How would you go about doing it by induction? Well, suppose you know the result holds in any domain with fewer than $k$ elements, and your domain has $k$ elements. Pick $x_0\in D$ ($D$ the domain), and let D'=D\setminus\{x_0\}, and let P'=P\cap D'\times D'. If you can prove that P' satisfies the premises of the formula relative to D' (given that $P$ satisfies them relative to $D$), then you'll be able to conclude that there is a y\in D' such that (y,x)\in P' for every x\in D'. Now, how can $y$ fail to be an element with the right property if you now consider it in $D$? And if that happens, can you find an element that will work?
As to a counterexample, given my first paragraph, does something suggest itself?
Okay, you are asking for some more help on getting the induction going.
Let $n$ be the number of elements in the model $D$. We want to prove the formula holds for $D$. We do so by induction on $n$.
The base case is $n=1$. To establish the proposition, we are allowed to assume the premise holds: that for all $x\in D$ we have $P(x,x)$, that for all $x$, $y$, and $z$ in $D$, if $P(x,y)$ and $P(y,z)$ both hold, then $P(x,z)$ holds; and that for all $x$ and $y$ in $D$, either $P(x,y)$ holds or $P(y,x)$ holds. We want to show that there exists a $y\in D$ such that for all $x\in D$, $P(y,x)$ holds.
Since $D = \{x_1\}$ has a single element, what can $y$ be? It must be $x_1$. So you need to show that for every $x$ in $D$, $P(x_1,x)$ holds. Surely this is easy.
Okay, so now assume that you know the proposition is true in any domain with $k$ elements, and assume that $D=\{x_1,x_2,\ldots,x_k,x_{k+1}\}$ has $k+1$ elements. We are also allowed to assume that $P(x,x)$ holds for all $x\in D$, that for all $x,y,z$ in $D$, if $P(x,y)$ and $P(y,z)$ holds, then $P(x,z)$ holds; and that for all $x$ and $y$ in $D$, either $P(x,y)$ holds or $P(y,x)$ holds. We want to show that there is a $y\in D$ such that for all $x\in D$, $P(y,x)$ holds.
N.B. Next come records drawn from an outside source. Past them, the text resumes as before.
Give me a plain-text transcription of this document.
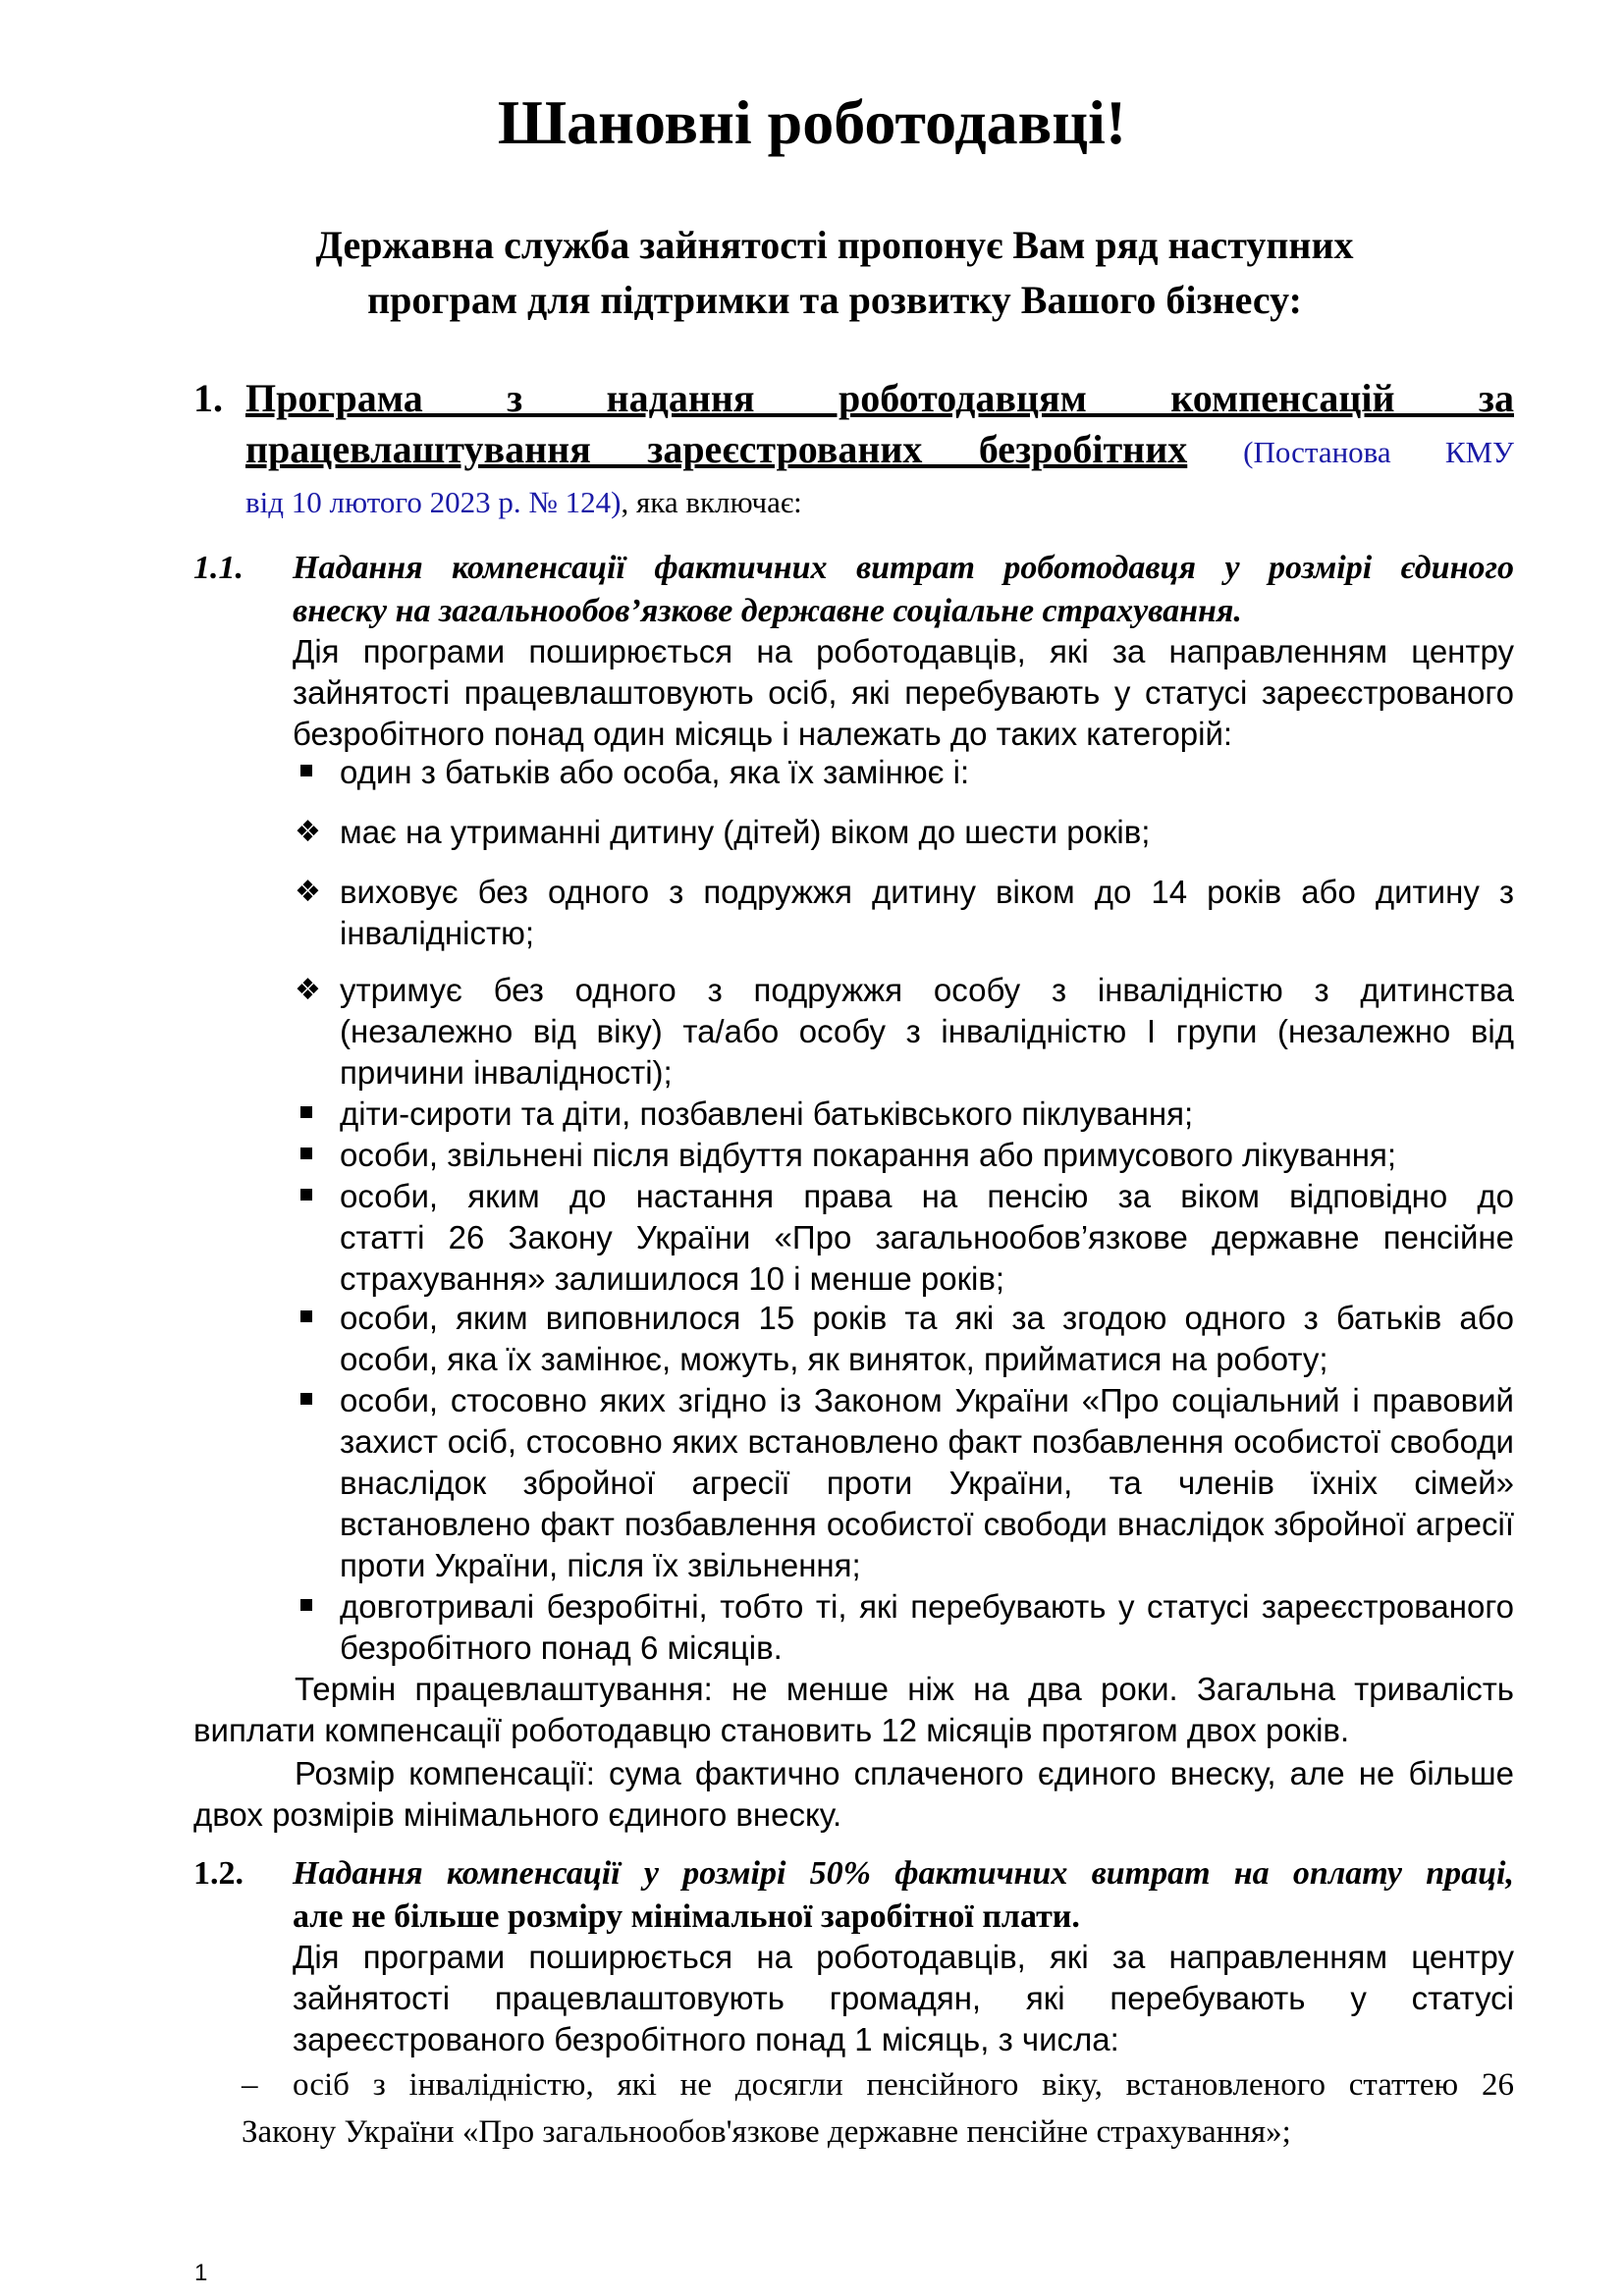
Шановні роботодавці!
Державна служба зайнятості пропонує Вам ряд наступних
програм для підтримки та розвитку Вашого бізнесу:
1. Програма з надання роботодавцям компенсацій за
працевлаштування зареєстрованих безробітних (Постанова КМУ
від 10 лютого 2023 р. № 124), яка включає:
1.1. Надання компенсації фактичних витрат роботодавця у розмірі єдиного
внеску на загальнообов’язкове державне соціальне страхування.
Дія програми поширюється на роботодавців, які за направленням центру
зайнятості працевлаштовують осіб, які перебувають у статусі зареєстрованого
безробітного понад один місяць і належать до таких категорій:
один з батьків або особа, яка їх замінює і:
❖ має на утриманні дитину (дітей) віком до шести років;
❖ виховує без одного з подружжя дитину віком до 14 років або дитину з
інвалідністю;
❖ утримує без одного з подружжя особу з інвалідністю з дитинства
(незалежно від віку) та/або особу з інвалідністю I групи (незалежно від
причини інвалідності);
діти-сироти та діти, позбавлені батьківського піклування;
особи, звільнені після відбуття покарання або примусового лікування;
особи, яким до настання права на пенсію за віком відповідно до
статті 26 Закону України «Про загальнообов’язкове державне пенсійне
страхування» залишилося 10 і менше років;
особи, яким виповнилося 15 років та які за згодою одного з батьків або
особи, яка їх замінює, можуть, як виняток, прийматися на роботу;
особи, стосовно яких згідно із Законом України «Про соціальний і правовий
захист осіб, стосовно яких встановлено факт позбавлення особистої свободи
внаслідок збройної агресії проти України, та членів їхніх сімей»
встановлено факт позбавлення особистої свободи внаслідок збройної агресії
проти України, після їх звільнення;
довготривалі безробітні, тобто ті, які перебувають у статусі зареєстрованого
безробітного понад 6 місяців.
Термін працевлаштування: не менше ніж на два роки. Загальна тривалість
виплати компенсації роботодавцю становить 12 місяців протягом двох років.
Розмір компенсації: сума фактично сплаченого єдиного внеску, але не більше
двох розмірів мінімального єдиного внеску.
1.2. Надання компенсації у розмірі 50% фактичних витрат на оплату праці,
але не більше розміру мінімальної заробітної плати.
Дія програми поширюється на роботодавців, які за направленням центру
зайнятості працевлаштовують громадян, які перебувають у статусі
зареєстрованого безробітного понад 1 місяць, з числа:
– осіб з інвалідністю, які не досягли пенсійного віку, встановленого статтею 26
Закону України «Про загальнообов'язкове державне пенсійне страхування»;
1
Consider D'=D-\{x_{k+1}\}, and let P' be a binary relation on D' defined by $P'(x,y)\text{ in $D'$} \Leftrightarrow P(x,y) \text{in $D$.}$ Verify that P' satisfies the premise of the proposition in D': for all x\in D', P'(x,x) holds; if P'(x,y) and P'(y,z) hold, then P'(x,z) hold; and for all $x$ and $y$ in D', either P'(x,y) holds or P'(y,x) holds.
By the induction hypothesis, the formula is true in D'; so if the premise is also true in D', then the conclusion is true in D'. So there is a y_0\in D' such that for all x\in D' you have P'(y_0,x).
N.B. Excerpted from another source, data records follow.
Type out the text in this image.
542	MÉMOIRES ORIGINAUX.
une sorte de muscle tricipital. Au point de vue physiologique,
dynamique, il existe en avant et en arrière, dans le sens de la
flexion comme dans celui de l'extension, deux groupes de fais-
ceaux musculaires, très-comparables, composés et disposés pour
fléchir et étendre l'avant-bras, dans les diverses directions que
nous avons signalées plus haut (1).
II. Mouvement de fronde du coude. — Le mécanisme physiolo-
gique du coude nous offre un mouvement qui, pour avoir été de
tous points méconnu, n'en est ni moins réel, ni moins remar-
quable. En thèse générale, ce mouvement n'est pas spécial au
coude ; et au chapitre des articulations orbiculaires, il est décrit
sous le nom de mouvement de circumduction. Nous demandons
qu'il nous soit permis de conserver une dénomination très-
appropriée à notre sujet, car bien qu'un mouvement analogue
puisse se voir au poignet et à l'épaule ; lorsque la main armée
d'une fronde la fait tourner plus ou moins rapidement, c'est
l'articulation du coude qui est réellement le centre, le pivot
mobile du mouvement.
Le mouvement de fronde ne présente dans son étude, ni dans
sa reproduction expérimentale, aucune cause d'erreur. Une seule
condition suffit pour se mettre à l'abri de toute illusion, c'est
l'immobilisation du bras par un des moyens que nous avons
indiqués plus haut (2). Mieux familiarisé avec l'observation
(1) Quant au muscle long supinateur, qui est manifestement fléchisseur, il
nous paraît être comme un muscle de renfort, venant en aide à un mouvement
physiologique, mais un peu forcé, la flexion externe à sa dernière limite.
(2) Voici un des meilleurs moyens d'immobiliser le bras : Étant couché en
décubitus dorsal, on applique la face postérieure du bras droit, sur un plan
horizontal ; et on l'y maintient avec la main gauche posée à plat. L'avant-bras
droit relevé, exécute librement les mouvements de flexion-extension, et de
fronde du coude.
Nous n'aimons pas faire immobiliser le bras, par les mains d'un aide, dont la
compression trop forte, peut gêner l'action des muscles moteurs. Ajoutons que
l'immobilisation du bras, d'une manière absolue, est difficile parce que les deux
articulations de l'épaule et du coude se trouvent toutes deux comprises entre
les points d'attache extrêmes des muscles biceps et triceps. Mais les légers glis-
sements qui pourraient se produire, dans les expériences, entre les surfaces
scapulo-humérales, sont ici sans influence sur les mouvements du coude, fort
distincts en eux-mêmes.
Now, go back to $D$; $y_0$ is in $D$, and for every $x\in D$, if x\in D' (that is, if $x\neq x_{k+1}$) then $P(y_0,x)$ holds. Now, what happens to $x_{k+1}$? Well, by our premises, either $P(y_0,x_{k+1})$ holds, or else $P(x_{k+1},y_0)$ holds because $y_0$ and $x_{k+1}$ are both in $D$. Think about what each of those two things would tell you in terms of trying to find a $y\in D$ such that $P(y,x)$ holds for all $x$ in $D$.